Good news: Glen Luchford’s Atlas exhibition at 10 Corso Como is being extended until December 3rd, so if you were worried about not making it before the 23rd of November, you can finally relax and breathe again.
Luchford’s first-ever solo show doesn’t feel like a retrospective so much as a brain scan, or like walking into someone’s subconscious: images taped raw to the wall, prints overlapping, memories arranged like a film reel that someone forgot to edit. No chronology, no clean timeline, just instinct. It’s messy in a way that makes sense, like opening a drawer that’s been closed for a while, with fragments of a personal archive spilling out.
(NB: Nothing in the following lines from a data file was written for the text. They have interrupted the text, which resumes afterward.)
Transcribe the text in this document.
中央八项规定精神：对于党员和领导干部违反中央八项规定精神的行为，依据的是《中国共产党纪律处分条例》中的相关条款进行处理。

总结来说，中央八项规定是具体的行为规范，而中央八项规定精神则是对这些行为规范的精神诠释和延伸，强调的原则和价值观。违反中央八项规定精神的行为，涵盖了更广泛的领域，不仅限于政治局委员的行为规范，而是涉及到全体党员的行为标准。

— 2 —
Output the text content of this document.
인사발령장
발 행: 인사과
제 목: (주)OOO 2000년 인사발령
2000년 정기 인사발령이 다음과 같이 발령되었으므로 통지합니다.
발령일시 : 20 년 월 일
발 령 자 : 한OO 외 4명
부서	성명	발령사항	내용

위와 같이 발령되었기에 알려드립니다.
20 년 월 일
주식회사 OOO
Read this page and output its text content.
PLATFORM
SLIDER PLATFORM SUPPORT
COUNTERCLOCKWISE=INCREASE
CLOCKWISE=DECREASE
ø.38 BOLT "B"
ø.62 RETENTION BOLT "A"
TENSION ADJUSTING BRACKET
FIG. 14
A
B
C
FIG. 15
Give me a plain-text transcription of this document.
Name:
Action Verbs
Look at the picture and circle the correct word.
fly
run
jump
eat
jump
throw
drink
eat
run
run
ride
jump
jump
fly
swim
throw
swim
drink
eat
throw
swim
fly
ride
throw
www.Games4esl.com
His origin story starts in Brighton in ’86, when Luchford gets a camera for his 18th birthday, not out of destiny, but because his dad wanted him to share his same hobbies. Usually, that kind of parental persuasion backfires; they love something, so of course you hate it. Music, sport, hobbies, you name it. But photography? For Luchford that was different, it was like a backstage pass, suddenly he could be at the top of skate ramps only because of his camera.
Luchford never cared about belonging to a scene, but he watched everything: Brighton skate ramps, British post-punk, London’s indie editorial scene—Dazed, i-D, The Face—and turned them into a visual language that felt accidental but precise. Even when he shoots high fashion, the photos never look posed; they look like someone caught a moment that wasn’t supposed to be photographed. You see it in Kate Moss throwing a punch in New York, 1994. You see it in Björk stripped and mythic. You see it in Amber Valletta wandering through Cinecittà, lost in a snow labyrinth or adrift on the Tiber at sunset.
But why choose Milan for his first solo exhibition? Well, Italy is where Luchford reshaped fashion twice: first with his Prada campaigns in the mid-90s that feel like outtakes from Tarkovsky or Lynch and then, of course, with Alessandro Michele’s Gucci. You probably remember the Gucci Cruise 2019, where Noah’s Ark came to life with animals wandering among models, or the F/W 2015 with those androgynous muses drifting through Los Angeles buses. Italy is like the place that, in a way, amplified his vision.
What stops the show from feeling like legacy-building is the fact that Luchford doesn’t mythologise himself. He barely shoots outside of work. He doesn’t fantasise about exhibitions or archives. The archive exists because it needs to, not because he worships it. Selecting work for Atlas wasn’t about defining what matters; it was just choosing what felt good in the moment. And that's what makes it real. Atlas is about a career captured instinctively, unpolished and still in motion.